Briffaut sighed. ‘It gets worse. I sent Shrek down to talk to her. Read this.’
De Payns picked up the report that Briffaut pushed across his desk. It was open at the third page and de Payns scanned it quickly. He froze as he read the second paragraph:
OT’s wife does not speak Russian but heard the word #AZZAM# mentioned by OT and by the Russian who raped her. The word AZZAM was used many times by both parties before OT could no longer speak. OT’s wife does not know what AZZAM means. She did not disclose AZZAM to DGS investigators. She has not conducted subsequent inquiries into the meaning of AZZAM.
‘Shit,’ said de Payns, pushing the report back across the desk, paranoia rising.
Briffaut turned away from the window. ‘So, there’s a few knots to untangle.’
‘How is Lotus connected to Starkand?’ asked de Payns.
‘There’s that,’ said Briffaut. ‘But we also have a security problem in Paris, along with this headache: if Degarde talked about Azzam with the Russians, maybe he talked about the rest of the Lotus documents he brought back from Prague.’
‘Fucking Lotus,’ said de Payns, shaking his head. ‘I told Degarde to be careful. How is his family doing?’
‘In isolation and in shock. His wife can’t call anyone—not even her mother—and the daughter will be enrolled in a new school under a new name.’
De Payns wished he hadn’t asked: their lives were ruined. It was what he feared might happen to his own family someday.
He changed the subject. ‘Lotus might have thrown him under the bus, or perhaps Degarde fucked up somewhere.’
‘He did fuck up,’ said Briffaut. ‘He took a taxi home from Charles de Gaulle. We think there was a reception team checking diplomats at arrivals.’
Briffaut changed tone. ‘So, we have Lotus dropping documents about Azzam, and we have Russian thugs killing one of our own over a conversation that centres on Azzam. I had a meeting today with the Europe section at DR, and we don’t understand the link between Lotus and the Russians. We need to be on that boat, so I guess you’ll be learning a new job.’
‘Me?’ replied de Payns, surprised.
‘Yes, you,’ said Briffaut, who was accustomed to OTs pushing back. ‘You have that ID of the barman, so after your relaxing long weekend, you’ll have two days’ training in a Paris hotel learning how to be a waiter.’
‘Why aren’t we using Aline?’ asked de Payns; he was already overstretched on his various identities and operations. ‘She usually does the hospitality jobs.’

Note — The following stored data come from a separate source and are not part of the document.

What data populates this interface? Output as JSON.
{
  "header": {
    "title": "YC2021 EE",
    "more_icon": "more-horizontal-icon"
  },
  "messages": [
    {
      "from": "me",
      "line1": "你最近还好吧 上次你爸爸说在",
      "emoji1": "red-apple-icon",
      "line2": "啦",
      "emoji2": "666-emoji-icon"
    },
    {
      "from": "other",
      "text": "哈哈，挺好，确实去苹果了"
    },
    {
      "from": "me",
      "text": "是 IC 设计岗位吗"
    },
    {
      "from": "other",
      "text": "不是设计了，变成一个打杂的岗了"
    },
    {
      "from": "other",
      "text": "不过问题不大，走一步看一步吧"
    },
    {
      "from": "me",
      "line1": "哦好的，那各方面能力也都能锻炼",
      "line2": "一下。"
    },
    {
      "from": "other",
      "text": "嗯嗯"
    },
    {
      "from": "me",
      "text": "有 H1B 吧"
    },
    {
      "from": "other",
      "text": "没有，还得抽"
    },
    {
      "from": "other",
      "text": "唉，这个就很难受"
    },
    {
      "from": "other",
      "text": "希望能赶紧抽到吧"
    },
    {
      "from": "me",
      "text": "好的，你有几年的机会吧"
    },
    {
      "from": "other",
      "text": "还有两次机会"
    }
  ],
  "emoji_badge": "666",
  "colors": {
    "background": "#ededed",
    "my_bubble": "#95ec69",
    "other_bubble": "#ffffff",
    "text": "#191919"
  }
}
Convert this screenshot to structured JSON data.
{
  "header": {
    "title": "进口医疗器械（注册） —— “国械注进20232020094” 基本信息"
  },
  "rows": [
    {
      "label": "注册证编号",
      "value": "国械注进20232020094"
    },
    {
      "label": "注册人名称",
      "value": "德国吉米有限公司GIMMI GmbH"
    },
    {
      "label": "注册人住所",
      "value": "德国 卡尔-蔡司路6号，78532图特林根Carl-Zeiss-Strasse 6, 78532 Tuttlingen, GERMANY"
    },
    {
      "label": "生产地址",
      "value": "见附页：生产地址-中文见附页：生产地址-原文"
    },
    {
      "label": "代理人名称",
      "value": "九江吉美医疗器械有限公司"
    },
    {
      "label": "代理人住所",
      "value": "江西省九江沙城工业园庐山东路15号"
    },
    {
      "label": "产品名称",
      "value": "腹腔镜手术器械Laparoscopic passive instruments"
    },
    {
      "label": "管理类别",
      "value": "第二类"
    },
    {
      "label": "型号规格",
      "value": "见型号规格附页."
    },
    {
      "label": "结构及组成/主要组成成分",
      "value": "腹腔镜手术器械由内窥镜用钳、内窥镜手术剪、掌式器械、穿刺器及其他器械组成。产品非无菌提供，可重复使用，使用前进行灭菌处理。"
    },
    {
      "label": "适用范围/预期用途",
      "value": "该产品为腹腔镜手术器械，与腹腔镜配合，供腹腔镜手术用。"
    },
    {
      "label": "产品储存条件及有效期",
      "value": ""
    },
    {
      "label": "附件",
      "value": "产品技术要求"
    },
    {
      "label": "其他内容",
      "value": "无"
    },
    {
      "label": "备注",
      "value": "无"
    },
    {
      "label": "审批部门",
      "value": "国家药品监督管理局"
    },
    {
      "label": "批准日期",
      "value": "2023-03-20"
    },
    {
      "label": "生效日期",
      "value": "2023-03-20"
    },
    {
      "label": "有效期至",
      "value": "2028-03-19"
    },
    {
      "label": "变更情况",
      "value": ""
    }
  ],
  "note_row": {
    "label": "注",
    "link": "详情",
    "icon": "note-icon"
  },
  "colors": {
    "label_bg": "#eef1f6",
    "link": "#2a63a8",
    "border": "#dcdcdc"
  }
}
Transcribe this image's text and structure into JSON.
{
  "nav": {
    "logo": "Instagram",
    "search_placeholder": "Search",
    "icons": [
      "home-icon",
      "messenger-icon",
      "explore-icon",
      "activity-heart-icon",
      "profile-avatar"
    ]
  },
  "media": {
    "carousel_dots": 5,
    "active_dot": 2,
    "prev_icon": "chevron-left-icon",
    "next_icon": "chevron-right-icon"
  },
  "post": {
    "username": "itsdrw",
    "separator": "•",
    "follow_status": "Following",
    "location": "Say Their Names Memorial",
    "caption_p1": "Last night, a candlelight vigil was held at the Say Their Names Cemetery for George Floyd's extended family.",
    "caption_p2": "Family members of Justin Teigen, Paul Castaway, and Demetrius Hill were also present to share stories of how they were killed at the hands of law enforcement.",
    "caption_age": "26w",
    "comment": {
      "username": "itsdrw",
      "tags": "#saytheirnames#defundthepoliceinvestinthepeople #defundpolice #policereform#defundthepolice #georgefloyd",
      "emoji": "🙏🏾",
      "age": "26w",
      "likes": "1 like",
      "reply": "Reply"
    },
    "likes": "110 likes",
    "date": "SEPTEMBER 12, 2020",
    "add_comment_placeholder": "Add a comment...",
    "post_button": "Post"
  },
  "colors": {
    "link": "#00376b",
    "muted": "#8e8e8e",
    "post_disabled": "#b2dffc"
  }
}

‘Given the people we expect aboard Azzam, she’d attract the wrong kind of attention, if you see what I mean.’
De Payns did see. A shapely blonde French girl would be very conspicuous on a boat filled with Arabs and Russians. There’d be no blending into the scenery.
He sighed. ‘Thanks a lot, boss. Thanks to Degarde mentioning Azzam to the Russians, I can expect a spy hunt onboard.’
Briffaut lit another cigarette. ‘We have to at least try. I mean, one of our own died over this.’
‘I’ll do my Genoa report on Monday,’ said de Payns, moving for the door. ‘If I have the time between carrying plates and writing my last will and testament.’
Briffaut smirked. ‘Enjoy your long weekend. And close the door on your way out—I can’t get caught smoking.’